Recruiting her to do the narration for "Women of the Table" -- the video Katie Sherrod produced for the Nat'l ECW in 2002. Relying on her wisdom and counsel through the worst of the Inclusion Wars ... from Lambeth 1998 through the Windsor Report and out the other side ... and protesting with hotel workers and the Episcopal Urban Caucus.
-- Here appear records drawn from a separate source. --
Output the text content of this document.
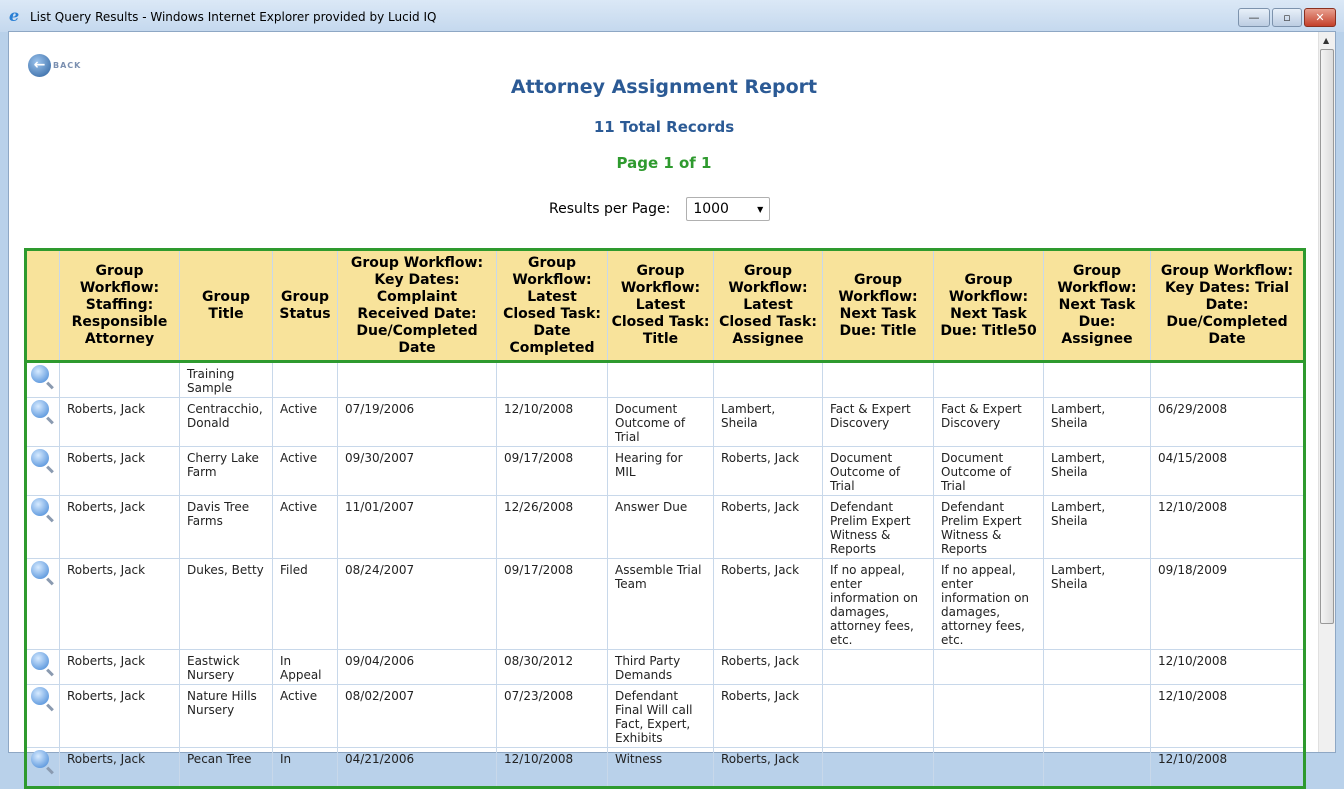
e List Query Results - Windows Internet Explorer provided by Lucid IQ	—	▫	✕
← BACK
Attorney Assignment Report
11 Total Records
Page 1 of 1
Results per Page: 1000	▼
	Group Workflow: Staffing: Responsible Attorney	Group Title	Group Status	Group Workflow: Key Dates: Complaint Received Date: Due/Completed Date	Group Workflow: Latest Closed Task: Date Completed	Group Workflow: Latest Closed Task: Title	Group Workflow: Latest Closed Task: Assignee	Group Workflow: Next Task Due: Title	Group Workflow: Next Task Due: Title50	Group Workflow: Next Task Due: Assignee	Group Workflow: Key Dates: Trial Date: Due/Completed Date
		Training Sample									
	Roberts, Jack	Centracchio, Donald	Active	07/19/2006	12/10/2008	Document Outcome of Trial	Lambert, Sheila	Fact & Expert Discovery	Fact & Expert Discovery	Lambert, Sheila	06/29/2008
	Roberts, Jack	Cherry Lake Farm	Active	09/30/2007	09/17/2008	Hearing for MIL	Roberts, Jack	Document Outcome of Trial	Document Outcome of Trial	Lambert, Sheila	04/15/2008
	Roberts, Jack	Davis Tree Farms	Active	11/01/2007	12/26/2008	Answer Due	Roberts, Jack	Defendant Prelim Expert Witness & Reports	Defendant Prelim Expert Witness & Reports	Lambert, Sheila	12/10/2008
	Roberts, Jack	Dukes, Betty	Filed	08/24/2007	09/17/2008	Assemble Trial Team	Roberts, Jack	If no appeal, enter information on damages, attorney fees, etc.	If no appeal, enter information on damages, attorney fees, etc.	Lambert, Sheila	09/18/2009
	Roberts, Jack	Eastwick Nursery	In Appeal	09/04/2006	08/30/2012	Third Party Demands	Roberts, Jack				12/10/2008
	Roberts, Jack	Nature Hills Nursery	Active	08/02/2007	07/23/2008	Defendant Final Will call Fact, Expert, Exhibits	Roberts, Jack				12/10/2008
	Roberts, Jack	Pecan Tree	In	04/21/2006	12/10/2008	Witness	Roberts, Jack				12/10/2008
▲
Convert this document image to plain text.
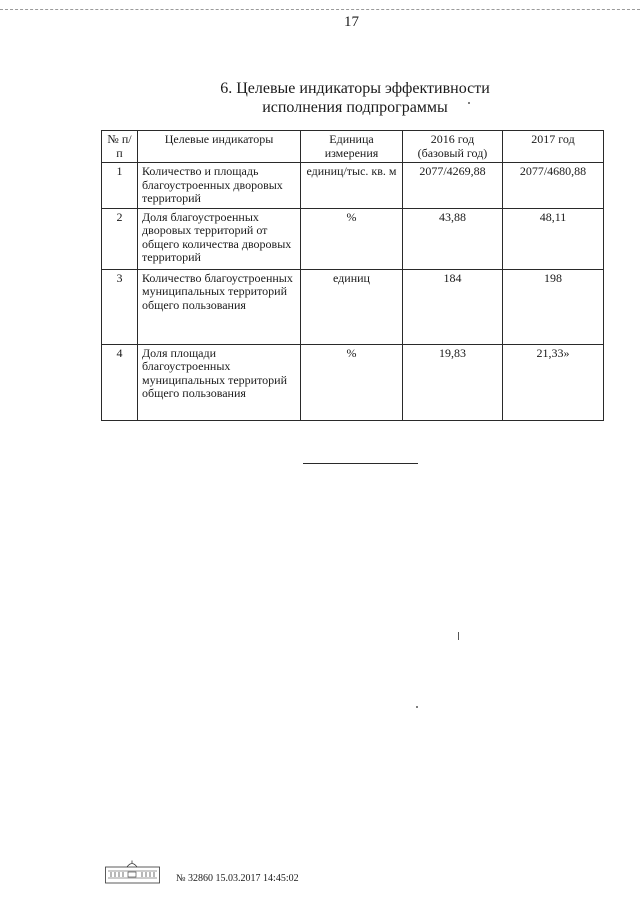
17
6. Целевые индикаторы эффективности исполнения подпрограммы
№ п/п	Целевые индикаторы	Единица измерения	2016 год (базовый год)	2017 год
1	Количество и площадь благоустроенных дворовых территорий	единиц/тыс. кв. м	2077/4269,88	2077/4680,88
2	Доля благоустроенных дворовых территорий от общего количества дворовых территорий	%	43,88	48,11
3	Количество благоустроенных муниципальных территорий общего пользования	единиц	184	198
4	Доля площади благоустроенных муниципальных территорий общего пользования	%	19,83	21,33»
№ 32860 15.03.2017 14:45:02
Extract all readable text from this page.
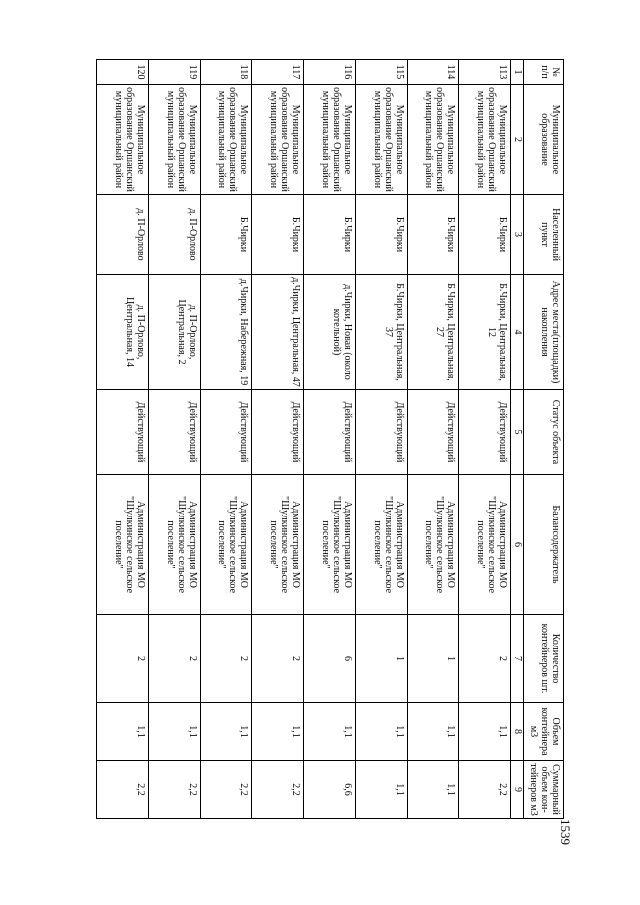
1539
№ п/п	Муниципальное образование	Населенный пункт	Адрес места(площадки) накопления	Статус объекта	Балансодержатель	Количество контейнеров шт.	Объем контейнера м3	Суммарный объем кон- тейнеров м3
1	2	3	4	5	6	7	8	9
113	Муниципальное образование Оршанский муниципальный район	Б.Чирки	Б.Чирки, Центральная, 12	Действующий	Администрация МО "Шулкинское сельское поселение"	2	1,1	2,2
114	Муниципальное образование Оршанский муниципальный район	Б.Чирки	Б.Чирки, Центральная, 27	Действующий	Администрация МО "Шулкинское сельское поселение"	1	1,1	1,1
115	Муниципальное образование Оршанский муниципальный район	Б.Чирки	Б.Чирки, Центральная, 37	Действующий	Администрация МО "Шулкинское сельское поселение"	1	1,1	1,1
116	Муниципальное образование Оршанский муниципальный район	Б.Чирки	д.Чирки, Новая (около котельной)	Действующий	Администрация МО "Шулкинское сельское поселение"	6	1,1	6,6
117	Муниципальное образование Оршанский муниципальный район	Б.Чирки	д.Чирки, Центральная, 47	Действующий	Администрация МО "Шулкинское сельское поселение"	2	1,1	2,2
118	Муниципальное образование Оршанский муниципальный район	Б.Чирки	д.Чирки, Набережная, 19	Действующий	Администрация МО "Шулкинское сельское поселение"	2	1,1	2,2
119	Муниципальное образование Оршанский муниципальный район	д. П-Орлово	д. П-Орлово, Центральная, 2	Действующий	Администрация МО "Шулкинское сельское поселение"	2	1,1	2,2
120	Муниципальное образование Оршанский муниципальный район	д. П-Орлово	д. П-Орлово, Центральная, 14	Действующий	Администрация МО "Шулкинское сельское поселение"	2	1,1	2,2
Sharing the joyful moment of the 2006 election of Katharine Jefferts Schori as the first woman to serve as Presiding Bishop and the demoralizing moment when 2006-B033 ushered in a de facto moratorium on the election of any more LGBTQ bishops. Joining us at All Saints for confirmation in 2010 and continuing to be a persistent voice for love, justice and compassion in the House of Bishops.
But the moment I'm remembering the most poignantly today is the Integrity Eucharist in 2009.
It was the General Convention immediately after Lambeth 2008 and B033 was still on the books. The "smart money" was on the bishops being unwilling to do anything to rock the Anglican Communion boat ... especially when word got out that Rowan Williams -- then Archbishop of Canterbury -- was coming to address us and urge us to stay in line.
Nevertheless, we persisted. We pulled out all the stops for the Integrity Eucharist with the two historic "firsts" -- Bishop Barbara preaching and Bishop Gene presiding -- and former Presiding Bishop Ed "There Will Be No Outcasts" Browning in the house.
+Barbara began her sermon as she began every single one I ever hear her preach: "Let there be peace among us, and let us not be instruments of our own or others’ oppression" ... a sermon that included this quintessential Bishop Harris quote:
"If you don’t want GLBT folks as bishops, don’t ordain them as deacons. Better yet, be honest and say, “We don’t want you, you don’t belong here,” and don’t bestow upon them the sacrament of Baptism to begin with. How can you initiate someone and then treat them like they’re half-assed baptized?"Every prediction to the contrary and the Archbishop of Canterbury notwithstanding, we left the 2009 General Convention with B033 behind us and with the formation of a Blessings Task Force charged with creating trial liturgies for the blessing of same-sex relationships. And the rest -- as they say -- is history.
Today as we grieve her passing and celebrate her life and legacy, I am absolutely convinced that the sermon Bishop Barbara preached to that 1600+ member congregation gathered in that Anaheim hotel ballroom that July 2009 night was one of the factors that turned the tide.
And I am equally convinced that the power behind her words that night is the same power that continues to call this church forward into God's future -- to meet whatever challenges lie ahead.
One more Bishop Barbara quote ... this one from an ENS interview "I love the church because the church has proven time after time that she can rise to new heights and be more than she has been."
We are more than we have been as a church because of the work and the witness, the grit and the grace of +Barbara Clementine Harris. May the power behind us continue to equip us as we stand on the shoulders of those who have led us thus far on the way. Rest in power, our beloved sister. We've got this.